Currently we have three modes for statistics. Quoting from there:

These three examples can all be answered in the same way with the tree sequence: first, draw all the paths from one genome to the other through the tree sequence (back up to their common ancestor and back down in each marginal tree). Then, (site) count the number of mutations falling on the paths, (branch) measure the length of the paths, or (node) count how often the path goes through each node.
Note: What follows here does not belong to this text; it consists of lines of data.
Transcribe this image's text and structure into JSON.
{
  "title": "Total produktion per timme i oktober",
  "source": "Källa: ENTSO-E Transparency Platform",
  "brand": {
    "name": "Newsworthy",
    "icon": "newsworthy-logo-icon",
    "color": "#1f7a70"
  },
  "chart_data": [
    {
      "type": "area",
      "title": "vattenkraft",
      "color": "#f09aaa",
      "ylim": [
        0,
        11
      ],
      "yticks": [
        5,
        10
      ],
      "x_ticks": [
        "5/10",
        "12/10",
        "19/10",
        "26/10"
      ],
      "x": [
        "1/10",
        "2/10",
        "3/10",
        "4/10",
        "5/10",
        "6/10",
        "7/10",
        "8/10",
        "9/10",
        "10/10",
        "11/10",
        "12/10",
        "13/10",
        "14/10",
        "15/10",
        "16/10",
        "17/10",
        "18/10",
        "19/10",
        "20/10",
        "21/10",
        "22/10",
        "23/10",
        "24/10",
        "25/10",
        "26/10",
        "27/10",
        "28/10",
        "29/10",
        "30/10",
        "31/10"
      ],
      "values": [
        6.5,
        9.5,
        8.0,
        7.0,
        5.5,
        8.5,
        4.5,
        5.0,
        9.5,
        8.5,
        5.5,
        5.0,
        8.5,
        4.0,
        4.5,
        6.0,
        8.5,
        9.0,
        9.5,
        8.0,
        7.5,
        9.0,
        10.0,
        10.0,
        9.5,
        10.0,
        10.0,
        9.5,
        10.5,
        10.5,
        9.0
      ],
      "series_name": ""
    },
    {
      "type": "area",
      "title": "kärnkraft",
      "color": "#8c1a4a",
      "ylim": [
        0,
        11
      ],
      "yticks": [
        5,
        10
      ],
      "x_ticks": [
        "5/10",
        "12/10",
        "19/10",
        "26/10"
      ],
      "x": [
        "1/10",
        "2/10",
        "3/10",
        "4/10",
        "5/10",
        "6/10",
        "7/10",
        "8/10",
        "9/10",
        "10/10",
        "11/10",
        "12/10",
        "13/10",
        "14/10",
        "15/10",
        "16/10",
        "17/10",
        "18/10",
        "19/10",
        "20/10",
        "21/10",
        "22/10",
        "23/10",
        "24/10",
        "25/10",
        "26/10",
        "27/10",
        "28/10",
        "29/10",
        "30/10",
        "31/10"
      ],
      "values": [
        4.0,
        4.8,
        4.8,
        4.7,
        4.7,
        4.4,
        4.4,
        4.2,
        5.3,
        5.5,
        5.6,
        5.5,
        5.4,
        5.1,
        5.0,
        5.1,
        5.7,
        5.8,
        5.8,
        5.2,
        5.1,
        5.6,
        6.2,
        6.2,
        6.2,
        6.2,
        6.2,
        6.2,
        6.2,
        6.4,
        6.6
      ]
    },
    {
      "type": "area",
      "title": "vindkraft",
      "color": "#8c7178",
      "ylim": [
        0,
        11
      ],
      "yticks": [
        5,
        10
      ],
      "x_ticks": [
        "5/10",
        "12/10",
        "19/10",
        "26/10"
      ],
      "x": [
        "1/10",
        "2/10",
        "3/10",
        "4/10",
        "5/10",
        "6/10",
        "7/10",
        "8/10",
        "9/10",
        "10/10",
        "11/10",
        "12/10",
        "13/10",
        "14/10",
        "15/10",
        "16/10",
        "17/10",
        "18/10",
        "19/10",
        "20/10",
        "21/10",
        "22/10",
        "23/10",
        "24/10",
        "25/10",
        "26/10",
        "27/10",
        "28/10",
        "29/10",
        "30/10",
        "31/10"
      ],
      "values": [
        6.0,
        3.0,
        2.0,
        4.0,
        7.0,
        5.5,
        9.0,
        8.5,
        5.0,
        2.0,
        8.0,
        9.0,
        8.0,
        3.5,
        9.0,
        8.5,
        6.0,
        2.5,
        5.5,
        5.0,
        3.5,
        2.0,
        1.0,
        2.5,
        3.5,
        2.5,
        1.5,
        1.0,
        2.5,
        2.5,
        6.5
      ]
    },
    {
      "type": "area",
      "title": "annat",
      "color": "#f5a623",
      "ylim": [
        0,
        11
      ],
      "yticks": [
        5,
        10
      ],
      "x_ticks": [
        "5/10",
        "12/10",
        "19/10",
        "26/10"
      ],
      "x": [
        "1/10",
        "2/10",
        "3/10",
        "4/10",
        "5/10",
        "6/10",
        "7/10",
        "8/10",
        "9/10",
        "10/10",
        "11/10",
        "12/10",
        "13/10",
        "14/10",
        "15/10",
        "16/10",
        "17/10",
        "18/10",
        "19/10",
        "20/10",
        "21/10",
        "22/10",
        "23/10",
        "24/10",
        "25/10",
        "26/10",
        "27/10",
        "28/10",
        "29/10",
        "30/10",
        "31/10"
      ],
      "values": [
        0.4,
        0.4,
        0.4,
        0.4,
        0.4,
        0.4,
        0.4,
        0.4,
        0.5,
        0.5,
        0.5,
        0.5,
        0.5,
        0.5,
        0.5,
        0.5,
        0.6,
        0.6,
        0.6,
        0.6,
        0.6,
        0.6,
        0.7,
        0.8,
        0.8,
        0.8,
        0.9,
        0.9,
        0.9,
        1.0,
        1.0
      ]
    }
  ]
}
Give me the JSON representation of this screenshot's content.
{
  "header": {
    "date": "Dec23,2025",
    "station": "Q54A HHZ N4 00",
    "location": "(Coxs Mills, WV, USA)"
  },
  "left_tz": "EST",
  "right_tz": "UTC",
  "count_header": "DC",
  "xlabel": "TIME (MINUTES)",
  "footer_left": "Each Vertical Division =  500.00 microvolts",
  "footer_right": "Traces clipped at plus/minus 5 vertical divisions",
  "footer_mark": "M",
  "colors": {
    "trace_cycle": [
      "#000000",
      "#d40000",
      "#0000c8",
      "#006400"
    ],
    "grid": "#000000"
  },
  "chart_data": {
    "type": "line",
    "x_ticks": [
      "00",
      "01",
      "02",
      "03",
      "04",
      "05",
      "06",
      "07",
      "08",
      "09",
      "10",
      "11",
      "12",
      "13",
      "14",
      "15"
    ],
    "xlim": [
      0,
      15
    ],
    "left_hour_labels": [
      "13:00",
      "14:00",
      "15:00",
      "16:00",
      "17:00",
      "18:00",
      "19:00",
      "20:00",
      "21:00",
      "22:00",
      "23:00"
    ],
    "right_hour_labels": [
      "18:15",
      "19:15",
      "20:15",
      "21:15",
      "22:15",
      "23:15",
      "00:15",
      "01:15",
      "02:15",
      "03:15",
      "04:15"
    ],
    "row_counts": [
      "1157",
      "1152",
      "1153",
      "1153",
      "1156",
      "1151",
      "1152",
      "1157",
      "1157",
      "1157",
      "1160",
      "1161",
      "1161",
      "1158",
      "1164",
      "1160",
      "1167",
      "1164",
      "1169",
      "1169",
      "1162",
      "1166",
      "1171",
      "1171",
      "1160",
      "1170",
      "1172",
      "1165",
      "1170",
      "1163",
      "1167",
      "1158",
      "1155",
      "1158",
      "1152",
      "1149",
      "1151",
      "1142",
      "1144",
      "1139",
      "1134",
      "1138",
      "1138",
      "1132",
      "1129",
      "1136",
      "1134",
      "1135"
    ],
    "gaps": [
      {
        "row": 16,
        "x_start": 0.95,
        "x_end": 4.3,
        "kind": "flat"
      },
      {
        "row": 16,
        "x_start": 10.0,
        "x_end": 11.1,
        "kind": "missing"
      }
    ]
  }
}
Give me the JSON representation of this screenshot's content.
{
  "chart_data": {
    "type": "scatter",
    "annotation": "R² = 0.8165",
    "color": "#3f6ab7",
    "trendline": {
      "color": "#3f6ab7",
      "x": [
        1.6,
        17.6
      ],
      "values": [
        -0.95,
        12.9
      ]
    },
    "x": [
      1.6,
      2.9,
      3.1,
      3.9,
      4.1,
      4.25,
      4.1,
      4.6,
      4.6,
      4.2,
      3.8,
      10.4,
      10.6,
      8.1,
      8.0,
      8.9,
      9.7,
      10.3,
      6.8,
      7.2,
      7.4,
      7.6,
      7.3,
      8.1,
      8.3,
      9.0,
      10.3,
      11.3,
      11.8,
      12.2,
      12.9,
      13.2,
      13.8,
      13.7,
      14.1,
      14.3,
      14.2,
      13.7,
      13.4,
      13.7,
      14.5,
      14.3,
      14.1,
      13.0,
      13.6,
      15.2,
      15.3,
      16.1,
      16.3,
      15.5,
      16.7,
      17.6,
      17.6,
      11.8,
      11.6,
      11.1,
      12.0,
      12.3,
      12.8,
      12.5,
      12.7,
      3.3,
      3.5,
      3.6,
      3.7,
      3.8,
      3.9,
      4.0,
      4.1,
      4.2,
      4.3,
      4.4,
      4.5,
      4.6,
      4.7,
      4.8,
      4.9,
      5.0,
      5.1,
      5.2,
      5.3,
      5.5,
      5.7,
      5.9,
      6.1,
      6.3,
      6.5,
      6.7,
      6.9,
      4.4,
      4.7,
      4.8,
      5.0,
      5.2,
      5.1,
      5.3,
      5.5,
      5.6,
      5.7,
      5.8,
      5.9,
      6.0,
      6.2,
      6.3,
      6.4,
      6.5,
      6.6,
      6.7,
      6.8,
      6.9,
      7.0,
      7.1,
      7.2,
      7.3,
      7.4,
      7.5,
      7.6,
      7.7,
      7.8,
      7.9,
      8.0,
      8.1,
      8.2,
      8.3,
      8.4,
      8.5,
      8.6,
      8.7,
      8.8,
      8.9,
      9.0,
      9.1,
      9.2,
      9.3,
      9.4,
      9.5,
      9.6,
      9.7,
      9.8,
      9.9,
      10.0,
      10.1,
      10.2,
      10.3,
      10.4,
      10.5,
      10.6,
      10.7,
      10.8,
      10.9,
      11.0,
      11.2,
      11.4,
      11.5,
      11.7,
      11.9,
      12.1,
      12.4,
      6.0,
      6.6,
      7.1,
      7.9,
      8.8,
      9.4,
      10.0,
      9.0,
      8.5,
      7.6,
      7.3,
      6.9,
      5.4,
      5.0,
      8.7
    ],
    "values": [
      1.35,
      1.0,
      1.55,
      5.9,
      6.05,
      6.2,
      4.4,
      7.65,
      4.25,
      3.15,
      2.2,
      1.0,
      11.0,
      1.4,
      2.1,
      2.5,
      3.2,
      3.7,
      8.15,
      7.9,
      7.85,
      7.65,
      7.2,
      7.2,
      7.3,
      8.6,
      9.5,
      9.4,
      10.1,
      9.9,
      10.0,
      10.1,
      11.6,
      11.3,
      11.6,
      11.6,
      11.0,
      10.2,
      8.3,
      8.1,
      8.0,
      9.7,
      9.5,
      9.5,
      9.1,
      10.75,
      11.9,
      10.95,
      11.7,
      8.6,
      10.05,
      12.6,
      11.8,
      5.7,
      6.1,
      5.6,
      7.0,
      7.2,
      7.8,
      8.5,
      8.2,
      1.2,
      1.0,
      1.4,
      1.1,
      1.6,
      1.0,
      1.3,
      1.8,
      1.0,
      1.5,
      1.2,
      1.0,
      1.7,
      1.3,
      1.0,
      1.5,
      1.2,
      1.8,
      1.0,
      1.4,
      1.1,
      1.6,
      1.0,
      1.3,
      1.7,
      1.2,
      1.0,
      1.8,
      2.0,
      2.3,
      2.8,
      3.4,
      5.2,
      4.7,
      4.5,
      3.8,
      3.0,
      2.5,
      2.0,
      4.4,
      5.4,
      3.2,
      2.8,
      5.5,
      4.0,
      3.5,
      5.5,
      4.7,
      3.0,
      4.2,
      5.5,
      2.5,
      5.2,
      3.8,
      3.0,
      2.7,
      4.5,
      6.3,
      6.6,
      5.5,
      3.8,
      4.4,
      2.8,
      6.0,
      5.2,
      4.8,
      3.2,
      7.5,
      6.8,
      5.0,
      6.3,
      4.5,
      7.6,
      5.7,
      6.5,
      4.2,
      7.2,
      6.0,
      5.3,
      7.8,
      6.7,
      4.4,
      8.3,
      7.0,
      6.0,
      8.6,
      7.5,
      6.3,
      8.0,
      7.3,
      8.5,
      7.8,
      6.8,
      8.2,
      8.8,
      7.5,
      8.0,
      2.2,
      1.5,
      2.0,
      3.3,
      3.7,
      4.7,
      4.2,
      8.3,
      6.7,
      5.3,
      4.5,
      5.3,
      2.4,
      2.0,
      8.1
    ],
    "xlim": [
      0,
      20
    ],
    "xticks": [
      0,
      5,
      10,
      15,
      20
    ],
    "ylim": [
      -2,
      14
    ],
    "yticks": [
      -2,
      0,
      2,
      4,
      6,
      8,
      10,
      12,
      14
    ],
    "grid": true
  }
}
However, that's a bit wrong - what's written for site mode is only true under an infinite-sites model of mutations (ie, not more than one mutation per site). The reason is that site mode is defined so that you get a result that is equal to what you'd get from the genome sequences themselves; and hence:

  1. you have to use identity-by-state, and so can't know if two identical alleles came from different mutations
  2. you can't see extra mutations that may have happened along the way, and so you only know "are these identical or not", rather than "how many mutations separate these two" at a given site.

However, given inferred tree sequences, what we'd arguably rather compute is the more sorts of statistics that simply "count the number of mutations falling on the paths", even if these mutations happen on the same site. This is closer to what we can more easily do theory about, etcetera. Furthermore, there's things we want to do that we can't do with site mode, including:

  1. time windows: site mode is about allelic state, and without a 1-to-1 mapping between alleles and mutations, alleles don't have times
  2. relatedness matrix operations: several of the efficient algorithms for relatedness matrices don't work if we want to use identity-by-state instead of identity-by-descent: genetic_relatedness_matrix and genetic_relatedness_vector. The reason the algorithms don't work is because we're relying on the tree to tell us who's similar to who, and for instance assuming that if nodes a and b differ by three mutations, then those three mutations also differ between everyone in the subtrees below a and b. I see no way to get around that while keeping the algorithms in their current form at all.

So, I'd like to add a new mode for statistics, mode="mutation". Implementation is conceptually straightforward: we want to do the same thing as mode="branch" except the area of the branch (span multiplied by time interval) is replaced by number of mutations on the branch. One choice to be made here regards time windows: for a given time window, do we

a. count only mutations with time that fall in that window, or
b. just "spread out the mass of" mutations uniformly on the edge

I think the answer is (b) - for real data we will mostly don't know where mutations are along the branch (well, if the mutation is deleterious then we'd have a prior that it's at the more recent end), so we definitely want to do (b); perhaps the argument could be made to also do (a) but it's not clear to me if it would be useful.

Thoughts? Concerns? Suggestions? How's the name?

The first step in implementing this might be some refactoring of test_tree_stats.py.